Crosley Field was a green-carpeted oasis in the middle of the brick and smokestack-filled desert that is Cincinnati's deteriorating West End. The cozy, tightly carved ballpark fitted snugly into its neighborhood, the angled streets that surrounded it, oozing charm and personality, simplicity and intimacy from its every nook and cranny. The famous flag pole in left center field, for instance, was 82 feet high, and was in play - occasionally it would knock back a monster shot that would have been a home run anywhere else. Buildings marked "Merchants Paper" and "Lackner Neon Signs" stood sentry over the center and right-center field walls on Western Avenue.

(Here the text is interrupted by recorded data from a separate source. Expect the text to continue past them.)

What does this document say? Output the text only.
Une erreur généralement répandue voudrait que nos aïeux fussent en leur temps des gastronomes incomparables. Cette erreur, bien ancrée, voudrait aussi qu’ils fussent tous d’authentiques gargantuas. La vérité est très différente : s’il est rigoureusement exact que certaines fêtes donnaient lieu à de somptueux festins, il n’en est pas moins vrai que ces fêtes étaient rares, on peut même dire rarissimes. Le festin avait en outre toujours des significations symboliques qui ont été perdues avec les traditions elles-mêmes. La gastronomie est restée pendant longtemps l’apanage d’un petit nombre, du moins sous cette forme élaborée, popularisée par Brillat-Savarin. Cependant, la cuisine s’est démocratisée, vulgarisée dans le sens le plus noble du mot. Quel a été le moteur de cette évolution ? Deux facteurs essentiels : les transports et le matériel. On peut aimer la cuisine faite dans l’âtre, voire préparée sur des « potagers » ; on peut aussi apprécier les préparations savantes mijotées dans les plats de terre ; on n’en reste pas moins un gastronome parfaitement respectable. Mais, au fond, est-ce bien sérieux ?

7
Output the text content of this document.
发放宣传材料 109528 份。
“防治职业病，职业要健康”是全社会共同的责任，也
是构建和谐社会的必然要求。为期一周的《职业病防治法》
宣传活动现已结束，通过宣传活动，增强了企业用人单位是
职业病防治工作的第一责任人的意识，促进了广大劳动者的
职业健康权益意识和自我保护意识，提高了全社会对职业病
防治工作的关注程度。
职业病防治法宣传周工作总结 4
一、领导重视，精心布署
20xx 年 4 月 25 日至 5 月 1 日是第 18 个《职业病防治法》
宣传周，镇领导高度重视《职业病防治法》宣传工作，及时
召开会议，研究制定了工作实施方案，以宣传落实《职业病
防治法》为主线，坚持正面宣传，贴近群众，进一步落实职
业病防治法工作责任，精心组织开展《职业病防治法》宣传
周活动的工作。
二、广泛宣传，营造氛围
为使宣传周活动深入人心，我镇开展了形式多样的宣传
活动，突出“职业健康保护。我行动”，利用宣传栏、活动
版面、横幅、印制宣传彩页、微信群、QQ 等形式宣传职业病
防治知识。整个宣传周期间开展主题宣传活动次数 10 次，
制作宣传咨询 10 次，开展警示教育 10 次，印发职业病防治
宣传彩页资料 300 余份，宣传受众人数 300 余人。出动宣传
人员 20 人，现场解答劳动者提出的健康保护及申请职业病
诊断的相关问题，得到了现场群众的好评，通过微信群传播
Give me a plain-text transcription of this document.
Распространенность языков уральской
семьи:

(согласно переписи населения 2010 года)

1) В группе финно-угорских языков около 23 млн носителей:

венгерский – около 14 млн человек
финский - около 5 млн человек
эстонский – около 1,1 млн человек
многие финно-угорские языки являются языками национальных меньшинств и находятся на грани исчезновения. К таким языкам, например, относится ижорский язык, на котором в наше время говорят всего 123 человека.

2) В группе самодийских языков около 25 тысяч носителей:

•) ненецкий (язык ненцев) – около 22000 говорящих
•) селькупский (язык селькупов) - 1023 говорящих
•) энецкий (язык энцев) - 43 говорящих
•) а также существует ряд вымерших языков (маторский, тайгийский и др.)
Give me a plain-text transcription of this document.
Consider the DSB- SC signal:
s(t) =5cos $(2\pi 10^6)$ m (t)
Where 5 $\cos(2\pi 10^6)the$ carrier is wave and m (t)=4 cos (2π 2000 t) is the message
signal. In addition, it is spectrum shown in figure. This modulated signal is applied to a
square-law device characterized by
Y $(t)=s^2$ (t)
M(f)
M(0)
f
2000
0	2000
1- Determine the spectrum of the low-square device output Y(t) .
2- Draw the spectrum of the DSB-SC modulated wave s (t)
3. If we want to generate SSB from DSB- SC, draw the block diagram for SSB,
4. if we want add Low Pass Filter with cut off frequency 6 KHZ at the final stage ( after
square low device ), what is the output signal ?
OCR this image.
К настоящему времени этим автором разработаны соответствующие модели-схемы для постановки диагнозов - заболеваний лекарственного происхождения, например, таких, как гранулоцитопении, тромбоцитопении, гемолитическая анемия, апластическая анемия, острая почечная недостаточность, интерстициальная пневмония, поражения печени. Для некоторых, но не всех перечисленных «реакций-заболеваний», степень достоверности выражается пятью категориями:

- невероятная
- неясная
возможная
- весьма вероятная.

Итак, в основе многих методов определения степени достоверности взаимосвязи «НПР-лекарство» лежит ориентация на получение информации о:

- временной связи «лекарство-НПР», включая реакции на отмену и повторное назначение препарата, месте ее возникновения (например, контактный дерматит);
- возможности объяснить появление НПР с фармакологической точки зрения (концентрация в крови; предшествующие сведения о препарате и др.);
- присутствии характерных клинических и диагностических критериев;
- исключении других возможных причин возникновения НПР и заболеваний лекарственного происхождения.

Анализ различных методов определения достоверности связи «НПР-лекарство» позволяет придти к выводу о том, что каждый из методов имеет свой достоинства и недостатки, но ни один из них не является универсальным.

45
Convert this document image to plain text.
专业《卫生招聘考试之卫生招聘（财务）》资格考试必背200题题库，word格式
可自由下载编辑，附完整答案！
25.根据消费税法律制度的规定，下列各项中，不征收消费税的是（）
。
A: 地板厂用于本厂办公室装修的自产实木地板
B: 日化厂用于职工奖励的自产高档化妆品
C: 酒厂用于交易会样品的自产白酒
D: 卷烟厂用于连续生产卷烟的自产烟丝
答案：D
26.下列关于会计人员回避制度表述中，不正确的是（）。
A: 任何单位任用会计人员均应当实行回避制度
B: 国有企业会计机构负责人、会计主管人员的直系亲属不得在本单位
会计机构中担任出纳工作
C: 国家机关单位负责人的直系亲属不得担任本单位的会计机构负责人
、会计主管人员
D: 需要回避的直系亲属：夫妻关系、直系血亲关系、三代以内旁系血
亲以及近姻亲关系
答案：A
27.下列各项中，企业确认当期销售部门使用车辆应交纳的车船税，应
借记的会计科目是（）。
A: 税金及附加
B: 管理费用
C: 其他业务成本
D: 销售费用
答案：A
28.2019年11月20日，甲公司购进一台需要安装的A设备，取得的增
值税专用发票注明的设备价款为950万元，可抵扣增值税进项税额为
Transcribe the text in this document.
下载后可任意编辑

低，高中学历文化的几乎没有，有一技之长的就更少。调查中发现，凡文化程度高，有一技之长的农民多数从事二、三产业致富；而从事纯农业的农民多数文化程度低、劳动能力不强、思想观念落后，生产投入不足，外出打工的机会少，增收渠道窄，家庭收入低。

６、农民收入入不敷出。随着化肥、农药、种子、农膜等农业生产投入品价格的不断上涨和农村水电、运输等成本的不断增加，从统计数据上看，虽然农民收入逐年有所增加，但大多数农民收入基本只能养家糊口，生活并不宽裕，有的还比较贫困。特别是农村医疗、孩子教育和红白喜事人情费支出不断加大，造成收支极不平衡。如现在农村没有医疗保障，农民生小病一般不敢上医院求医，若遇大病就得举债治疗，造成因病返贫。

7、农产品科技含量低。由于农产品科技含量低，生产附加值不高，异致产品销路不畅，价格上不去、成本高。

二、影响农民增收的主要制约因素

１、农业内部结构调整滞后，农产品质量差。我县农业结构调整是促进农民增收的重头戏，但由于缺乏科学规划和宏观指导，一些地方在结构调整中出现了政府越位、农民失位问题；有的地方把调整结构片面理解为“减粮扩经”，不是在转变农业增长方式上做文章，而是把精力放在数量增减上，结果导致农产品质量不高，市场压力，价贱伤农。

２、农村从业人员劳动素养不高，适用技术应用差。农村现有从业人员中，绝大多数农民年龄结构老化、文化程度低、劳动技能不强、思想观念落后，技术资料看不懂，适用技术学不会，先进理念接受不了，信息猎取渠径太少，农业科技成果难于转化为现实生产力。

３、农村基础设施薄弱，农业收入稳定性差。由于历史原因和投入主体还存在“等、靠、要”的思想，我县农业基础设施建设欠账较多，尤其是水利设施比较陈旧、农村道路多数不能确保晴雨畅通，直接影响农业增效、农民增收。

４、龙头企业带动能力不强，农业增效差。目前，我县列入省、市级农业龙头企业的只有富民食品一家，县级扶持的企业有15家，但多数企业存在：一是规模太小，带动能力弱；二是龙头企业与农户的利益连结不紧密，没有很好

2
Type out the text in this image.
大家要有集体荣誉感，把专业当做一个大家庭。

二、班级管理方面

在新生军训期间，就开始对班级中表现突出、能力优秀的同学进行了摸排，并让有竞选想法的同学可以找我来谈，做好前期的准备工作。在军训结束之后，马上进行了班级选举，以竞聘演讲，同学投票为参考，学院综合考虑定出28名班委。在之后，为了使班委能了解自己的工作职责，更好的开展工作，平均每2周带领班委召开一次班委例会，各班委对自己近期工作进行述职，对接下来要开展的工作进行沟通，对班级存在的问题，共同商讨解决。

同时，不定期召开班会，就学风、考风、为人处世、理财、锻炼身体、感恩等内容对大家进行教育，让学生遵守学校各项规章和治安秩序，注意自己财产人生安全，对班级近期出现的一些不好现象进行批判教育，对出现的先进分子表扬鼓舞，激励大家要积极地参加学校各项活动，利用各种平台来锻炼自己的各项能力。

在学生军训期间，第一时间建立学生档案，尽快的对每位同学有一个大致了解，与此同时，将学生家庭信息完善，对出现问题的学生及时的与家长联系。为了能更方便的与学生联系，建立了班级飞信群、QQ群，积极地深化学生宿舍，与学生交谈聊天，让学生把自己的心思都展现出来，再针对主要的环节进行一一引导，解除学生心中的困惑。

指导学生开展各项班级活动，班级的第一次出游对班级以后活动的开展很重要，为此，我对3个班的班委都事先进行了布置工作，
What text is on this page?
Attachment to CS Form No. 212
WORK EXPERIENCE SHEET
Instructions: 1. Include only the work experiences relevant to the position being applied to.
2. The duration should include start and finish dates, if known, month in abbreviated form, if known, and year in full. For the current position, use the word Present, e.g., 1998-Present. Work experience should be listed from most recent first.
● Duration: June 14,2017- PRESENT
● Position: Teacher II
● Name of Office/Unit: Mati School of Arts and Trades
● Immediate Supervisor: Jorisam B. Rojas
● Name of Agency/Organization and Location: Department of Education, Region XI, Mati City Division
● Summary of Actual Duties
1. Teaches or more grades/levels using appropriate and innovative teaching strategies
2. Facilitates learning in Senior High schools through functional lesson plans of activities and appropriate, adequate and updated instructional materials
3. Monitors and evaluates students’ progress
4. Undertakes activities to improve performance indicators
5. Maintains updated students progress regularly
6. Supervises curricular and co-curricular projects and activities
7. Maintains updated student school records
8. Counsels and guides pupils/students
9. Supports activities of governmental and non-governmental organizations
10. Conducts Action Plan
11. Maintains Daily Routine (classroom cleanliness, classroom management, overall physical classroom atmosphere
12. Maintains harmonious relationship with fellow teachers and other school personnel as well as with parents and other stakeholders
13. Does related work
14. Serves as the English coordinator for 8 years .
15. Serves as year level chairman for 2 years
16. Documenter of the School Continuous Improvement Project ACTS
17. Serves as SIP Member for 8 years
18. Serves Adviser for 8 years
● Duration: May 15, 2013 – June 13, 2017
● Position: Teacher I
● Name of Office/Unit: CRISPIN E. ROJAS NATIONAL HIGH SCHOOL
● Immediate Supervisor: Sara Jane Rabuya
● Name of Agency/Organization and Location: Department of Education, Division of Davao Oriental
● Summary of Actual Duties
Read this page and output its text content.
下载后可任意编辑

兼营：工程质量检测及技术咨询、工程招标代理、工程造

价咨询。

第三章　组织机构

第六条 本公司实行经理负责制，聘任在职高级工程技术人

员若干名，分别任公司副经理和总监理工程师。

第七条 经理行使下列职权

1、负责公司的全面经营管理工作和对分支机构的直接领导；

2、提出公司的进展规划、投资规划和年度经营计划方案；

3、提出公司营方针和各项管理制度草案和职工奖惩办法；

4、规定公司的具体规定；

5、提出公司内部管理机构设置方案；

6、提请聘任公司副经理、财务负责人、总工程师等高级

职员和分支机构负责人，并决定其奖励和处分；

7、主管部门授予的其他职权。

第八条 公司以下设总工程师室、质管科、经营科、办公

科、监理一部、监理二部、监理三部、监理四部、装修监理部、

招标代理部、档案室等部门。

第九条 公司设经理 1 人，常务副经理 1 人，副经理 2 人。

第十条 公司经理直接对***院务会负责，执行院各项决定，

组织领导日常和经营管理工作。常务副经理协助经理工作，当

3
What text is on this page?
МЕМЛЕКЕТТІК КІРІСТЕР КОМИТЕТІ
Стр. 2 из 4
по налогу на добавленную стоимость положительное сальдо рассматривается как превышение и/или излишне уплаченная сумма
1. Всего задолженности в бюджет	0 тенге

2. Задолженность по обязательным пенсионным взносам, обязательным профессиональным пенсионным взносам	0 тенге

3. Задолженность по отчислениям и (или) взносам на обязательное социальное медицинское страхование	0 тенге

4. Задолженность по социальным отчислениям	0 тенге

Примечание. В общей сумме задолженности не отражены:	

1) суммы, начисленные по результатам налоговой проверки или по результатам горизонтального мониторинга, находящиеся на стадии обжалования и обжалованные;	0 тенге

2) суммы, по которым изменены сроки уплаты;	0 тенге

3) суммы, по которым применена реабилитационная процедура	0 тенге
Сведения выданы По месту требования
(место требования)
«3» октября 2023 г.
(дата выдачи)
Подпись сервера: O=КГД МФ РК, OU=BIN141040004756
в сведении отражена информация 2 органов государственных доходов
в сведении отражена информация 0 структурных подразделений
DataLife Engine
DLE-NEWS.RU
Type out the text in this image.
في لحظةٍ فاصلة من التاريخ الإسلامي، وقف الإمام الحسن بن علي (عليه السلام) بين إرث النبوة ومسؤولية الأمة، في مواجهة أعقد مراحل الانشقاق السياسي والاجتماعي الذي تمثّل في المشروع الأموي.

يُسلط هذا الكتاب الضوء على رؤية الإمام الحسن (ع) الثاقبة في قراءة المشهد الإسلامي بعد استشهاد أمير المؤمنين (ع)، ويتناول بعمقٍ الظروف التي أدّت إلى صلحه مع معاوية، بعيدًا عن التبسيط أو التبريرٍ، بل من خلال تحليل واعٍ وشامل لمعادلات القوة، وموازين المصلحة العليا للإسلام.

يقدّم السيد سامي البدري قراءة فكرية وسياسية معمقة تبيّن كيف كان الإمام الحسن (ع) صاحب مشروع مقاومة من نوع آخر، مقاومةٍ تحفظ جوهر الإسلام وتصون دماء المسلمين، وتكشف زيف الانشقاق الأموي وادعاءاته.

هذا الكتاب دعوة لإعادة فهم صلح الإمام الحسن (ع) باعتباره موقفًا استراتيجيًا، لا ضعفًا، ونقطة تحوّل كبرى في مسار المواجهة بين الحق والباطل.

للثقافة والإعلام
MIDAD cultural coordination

Billboards dotted the right-center field skyline, hawking attractions and products like Coney Island, Hudepohl Beer ("Get moody with Hudy"), Shillito's department stores, Young & Bertke sheet metal company, Coca-Cola and Petri wine.
The Luebbers/Rohr Replica: Crosley Field was abandoned by the Reds for Riverfront Stadium - home plate was transported to the new multipurpose ballpark, and many of the other parts were auctioned off. The city of Cincinnati impounded towed cars there before it was torn down. Much of the park was bought by a Reds fan named Larry Luebbers, and he began the task of reconstructing the park - life-size - on his farm in nearby Union, Kentucky. His version had about 400 seats, the 40-foot incline near the outfield wall that served as a warning track, the 60-foot flag pole from left-center field, the scoreboard, the ticket office and some of the original walls.
Unfortunately, a fate befell Luebber's recreation that many baseball card collectors are all too familiar with - his mother sold the land and the old Crosley was thrown out as garbage. Luckily, another fan named Mark Rohr found a few of Luebber's pieces in a faraway dump site, and he began gathering the missing pieces. Bit by bit, Crosley has risen again - this time in Blue Ash, Ohio, about an hour from downtown Cincinnati - and by 1988 it was substantially revived.